5. Immunoblot analysis of synaptic markers from hippocampus tissue
The contralateral hippocampi (see section 4) were homogenized in lysis buffer (0.1% SDS, 0.1% Triton-X100, 1% glycerol, 1 mM EDTA, 1 mM EGTA, 1 mM Na3VO4, 30 mM NaF and 1x Complete protease inhibitor cocktail (Roche)) after which total protein was assessed with the Bradford protein assay (Bio-Rad). The concentration of total protein was equalized for all samples after which equal volumes of samples were loaded on an acrylamide gel for SDS-PAGE. Subsequently, the proteins were transferred to a nitrocellulose membrane (Bio-Rad) and immunoblotted for the following synaptic markers: glutamate [NMDA] receptor subunit epsilon-1 (GRIN2A/NR2A, Millipore, Billerica MA), synaptosomal-associated protein 25 (SNAP25, Millipore, Billerica MA), ionotropic glutamate receptor 2/3 (GLUR2, Millipore, Billerica MA), gamma-aminobutyric acid type B receptor subunit 2/3 (GABRB2, clone BD-17, Millipore, Billerica MA) and calcium/calmodulin-dependent protein kinase type II subunit alpha (CaMKIIa, Millipore, Billerica MA). Membranes were also immunoblotted for glyceraldehyde-3-phosphate dehydrogenase (GAPDH, clone 6C5, Fitzgerald, Acton, MA) as a loading control.

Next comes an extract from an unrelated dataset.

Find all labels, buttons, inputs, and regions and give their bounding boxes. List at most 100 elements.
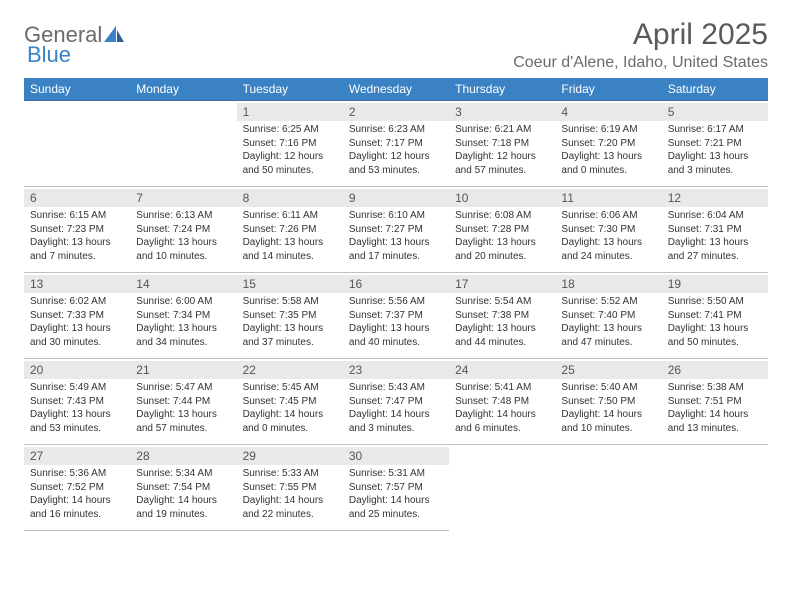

Antibodies recognizing the synaptic markers were diluted 1:1,000 whereas the antibodies recognizing GAPDH were diluted 1:500,000. Primary antibodies were recognized by IRDye labeled secondary antibodies (Rockland, Gilbertsville, PA) which were diluted 1:10,000 and detected by using multi-fluorescence scanning with the Odyssey® system (LI-COR, Lincoln, NE). Statistical analyses were performed using GraphPad Prism (GraphPad, La Jolla, CA). Protein differences were evaluated by Mann-Whitney test. Statistical significance was set at p<0.05. Data are presented as average values ± standard error of the mean (SEM).